The day after the region's beleaguered highway system was tied into knots by the wreck of a truck loaded with explosives at Northern Virginia's notorious Mixing Bowl, the frustrations of going nowhere shifted to rail passengers.

A lightning strike yesterday at a CSX communications center in Jacksonville, Fla., halted much rail traffic dead on its tracks over a wide area, and much of that was carrying home-bound commuters in the Washington area. The stoppage started about 5:30 p.m. and lasted more than three hours in some cases. It affected about 200 trains, among them those of the Virginia Railway Express, commuter line and Maryland Rail Commuter service.

Twenty-seven of the trains carried passengers, but 25 of those were in the Washington region. Eight were MARC trains, eight were VRE and nine were run by Amtrak (although Metroliner service was not affected). MARC spokesman Anthony Brown said that, in addition to the eight trains on his line stranded en route, seven or so were prevented from leaving stations. Buses were provided for some rail commuters.

One VRE train was stranded for more than three hours with about 200 passengers. Seven VRE trains were stranded for up to 40 minutes, then proceeded to the Springfield-Franconia station, where passengers boarded buses, said Matt Benka, VRE spokesman. Many MARC and Amtrak passengers also were able to board buses.

Trains also were affected in Michigan, Pennsylvania, North Carolina and the Kentucky-West Virginia coal mining region, CSX spokesman Adam Hollingsworth said.

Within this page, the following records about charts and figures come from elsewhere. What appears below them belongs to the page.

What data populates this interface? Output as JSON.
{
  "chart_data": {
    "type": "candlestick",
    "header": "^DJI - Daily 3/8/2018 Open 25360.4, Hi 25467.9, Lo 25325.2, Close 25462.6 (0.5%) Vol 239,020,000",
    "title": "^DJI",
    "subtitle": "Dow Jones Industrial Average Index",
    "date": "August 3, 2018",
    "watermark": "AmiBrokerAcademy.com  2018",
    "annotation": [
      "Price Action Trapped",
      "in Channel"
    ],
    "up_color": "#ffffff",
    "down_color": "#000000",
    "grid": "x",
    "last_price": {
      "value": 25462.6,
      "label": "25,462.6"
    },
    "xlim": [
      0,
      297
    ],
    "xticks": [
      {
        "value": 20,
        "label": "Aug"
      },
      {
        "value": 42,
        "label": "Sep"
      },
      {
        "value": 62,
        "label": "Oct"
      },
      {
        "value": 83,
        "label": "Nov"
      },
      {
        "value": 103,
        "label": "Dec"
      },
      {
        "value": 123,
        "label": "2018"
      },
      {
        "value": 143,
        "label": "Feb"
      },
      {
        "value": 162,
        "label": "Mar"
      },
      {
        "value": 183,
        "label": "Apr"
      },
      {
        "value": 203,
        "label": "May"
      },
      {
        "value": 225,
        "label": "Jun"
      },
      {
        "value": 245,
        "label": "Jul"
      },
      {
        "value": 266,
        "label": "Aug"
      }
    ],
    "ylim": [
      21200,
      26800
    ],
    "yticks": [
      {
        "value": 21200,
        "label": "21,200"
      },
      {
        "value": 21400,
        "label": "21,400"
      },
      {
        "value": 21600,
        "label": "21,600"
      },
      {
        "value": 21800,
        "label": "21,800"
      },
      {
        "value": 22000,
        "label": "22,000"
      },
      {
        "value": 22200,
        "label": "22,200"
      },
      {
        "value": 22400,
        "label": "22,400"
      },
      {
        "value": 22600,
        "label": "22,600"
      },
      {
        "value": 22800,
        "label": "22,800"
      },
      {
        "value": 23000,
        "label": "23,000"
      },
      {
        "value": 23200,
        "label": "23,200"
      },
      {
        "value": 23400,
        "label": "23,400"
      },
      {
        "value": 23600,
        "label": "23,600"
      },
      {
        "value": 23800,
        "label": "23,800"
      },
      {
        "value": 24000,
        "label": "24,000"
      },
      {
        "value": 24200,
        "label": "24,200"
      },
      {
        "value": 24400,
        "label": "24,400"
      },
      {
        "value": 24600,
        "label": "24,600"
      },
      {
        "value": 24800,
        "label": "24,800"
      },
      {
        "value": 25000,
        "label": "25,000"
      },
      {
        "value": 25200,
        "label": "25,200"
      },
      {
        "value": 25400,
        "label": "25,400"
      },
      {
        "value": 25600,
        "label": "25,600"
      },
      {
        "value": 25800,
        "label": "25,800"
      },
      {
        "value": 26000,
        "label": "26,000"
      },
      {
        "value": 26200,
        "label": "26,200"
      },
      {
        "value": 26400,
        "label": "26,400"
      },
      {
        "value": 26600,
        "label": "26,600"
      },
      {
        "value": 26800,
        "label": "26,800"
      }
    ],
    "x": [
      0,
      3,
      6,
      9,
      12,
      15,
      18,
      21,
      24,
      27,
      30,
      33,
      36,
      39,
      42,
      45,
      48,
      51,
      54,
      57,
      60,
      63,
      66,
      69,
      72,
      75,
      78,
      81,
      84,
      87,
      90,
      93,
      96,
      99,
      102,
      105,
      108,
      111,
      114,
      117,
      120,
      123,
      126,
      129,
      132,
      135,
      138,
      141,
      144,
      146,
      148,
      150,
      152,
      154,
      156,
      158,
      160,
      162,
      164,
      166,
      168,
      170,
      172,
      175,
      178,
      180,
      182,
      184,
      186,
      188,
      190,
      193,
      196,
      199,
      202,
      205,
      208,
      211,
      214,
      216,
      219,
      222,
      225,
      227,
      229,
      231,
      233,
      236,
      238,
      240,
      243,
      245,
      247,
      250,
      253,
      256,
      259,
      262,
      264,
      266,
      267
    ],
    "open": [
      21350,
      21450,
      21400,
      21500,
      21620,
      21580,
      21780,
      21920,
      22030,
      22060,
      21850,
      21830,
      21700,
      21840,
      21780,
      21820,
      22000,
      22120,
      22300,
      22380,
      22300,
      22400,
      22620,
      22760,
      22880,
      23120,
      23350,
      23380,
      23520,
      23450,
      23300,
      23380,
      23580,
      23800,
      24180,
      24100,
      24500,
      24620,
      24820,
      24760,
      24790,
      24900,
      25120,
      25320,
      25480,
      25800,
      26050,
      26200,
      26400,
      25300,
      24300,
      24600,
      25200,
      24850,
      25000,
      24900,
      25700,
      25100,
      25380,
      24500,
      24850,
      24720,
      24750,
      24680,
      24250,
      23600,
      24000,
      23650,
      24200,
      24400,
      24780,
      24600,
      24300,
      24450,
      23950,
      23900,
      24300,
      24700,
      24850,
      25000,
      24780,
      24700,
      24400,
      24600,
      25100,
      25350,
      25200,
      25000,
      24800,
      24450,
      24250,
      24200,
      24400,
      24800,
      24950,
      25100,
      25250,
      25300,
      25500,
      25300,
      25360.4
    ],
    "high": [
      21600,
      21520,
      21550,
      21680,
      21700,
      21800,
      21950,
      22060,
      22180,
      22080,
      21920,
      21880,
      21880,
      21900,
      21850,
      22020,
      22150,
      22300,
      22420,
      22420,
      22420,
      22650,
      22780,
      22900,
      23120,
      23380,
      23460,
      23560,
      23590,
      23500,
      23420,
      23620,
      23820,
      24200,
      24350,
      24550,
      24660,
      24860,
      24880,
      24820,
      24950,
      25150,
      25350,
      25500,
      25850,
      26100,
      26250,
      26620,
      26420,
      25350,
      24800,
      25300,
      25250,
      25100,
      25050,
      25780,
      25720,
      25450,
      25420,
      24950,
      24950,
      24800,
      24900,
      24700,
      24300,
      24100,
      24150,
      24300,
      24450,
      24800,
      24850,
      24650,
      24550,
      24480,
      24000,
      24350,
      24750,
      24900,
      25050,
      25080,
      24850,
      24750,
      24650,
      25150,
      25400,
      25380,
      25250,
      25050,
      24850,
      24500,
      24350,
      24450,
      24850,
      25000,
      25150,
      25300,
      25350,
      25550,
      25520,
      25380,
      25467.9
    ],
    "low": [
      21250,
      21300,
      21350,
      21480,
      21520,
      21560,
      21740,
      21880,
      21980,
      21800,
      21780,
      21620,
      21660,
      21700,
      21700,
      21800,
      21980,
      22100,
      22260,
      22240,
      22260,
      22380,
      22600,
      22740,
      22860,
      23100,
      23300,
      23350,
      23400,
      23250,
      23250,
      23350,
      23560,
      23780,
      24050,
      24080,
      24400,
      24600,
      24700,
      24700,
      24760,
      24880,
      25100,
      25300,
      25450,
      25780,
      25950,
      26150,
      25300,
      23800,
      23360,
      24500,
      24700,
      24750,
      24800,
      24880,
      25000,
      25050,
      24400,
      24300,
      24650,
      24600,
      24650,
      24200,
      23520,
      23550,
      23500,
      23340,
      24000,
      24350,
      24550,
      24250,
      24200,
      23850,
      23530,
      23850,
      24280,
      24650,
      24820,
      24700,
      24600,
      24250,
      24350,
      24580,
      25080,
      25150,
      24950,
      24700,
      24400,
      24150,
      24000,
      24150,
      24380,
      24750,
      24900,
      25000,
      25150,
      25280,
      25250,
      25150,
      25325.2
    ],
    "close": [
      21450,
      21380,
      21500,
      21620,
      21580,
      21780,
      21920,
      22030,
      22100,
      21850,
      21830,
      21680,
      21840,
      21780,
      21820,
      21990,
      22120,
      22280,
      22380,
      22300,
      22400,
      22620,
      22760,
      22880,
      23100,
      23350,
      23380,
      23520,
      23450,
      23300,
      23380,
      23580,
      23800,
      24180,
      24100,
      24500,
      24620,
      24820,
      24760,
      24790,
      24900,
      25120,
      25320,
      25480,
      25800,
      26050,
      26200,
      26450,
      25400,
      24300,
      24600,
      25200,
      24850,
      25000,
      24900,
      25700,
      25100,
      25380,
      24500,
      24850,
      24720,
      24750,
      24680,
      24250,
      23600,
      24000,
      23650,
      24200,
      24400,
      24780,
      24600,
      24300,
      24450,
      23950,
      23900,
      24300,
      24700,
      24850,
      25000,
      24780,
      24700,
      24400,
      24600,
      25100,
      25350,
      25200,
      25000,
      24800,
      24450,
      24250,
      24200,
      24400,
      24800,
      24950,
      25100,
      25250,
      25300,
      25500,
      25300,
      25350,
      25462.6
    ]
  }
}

Darrell Cooper, a General Services Administration employee who was riding VRE from Crystal City to Fredericksburg, reported from a cellular phone that he was stuck aboard for more than three hours before motion resumed. He described his fellow passengers as "tired . . . hungry. They want to go home." Well after 8:30 p.m., when the train started up again, everyone was cheering and clapping, he said.

The lightning strike that knocked out the CSX railroad's radio and signal center in Jacksonville automatically caused lights on tracks to turn red, a signal for conductors to stop the trains. The system was up and running after 8:30 p.m., officials said.

As a result of yesterday's mishap, VRE said it was running a limited morning schedule as follows: Fredericksburg line: trains 302, 306 and 310; and Manassas line: trains 322, 326, 330 and 332.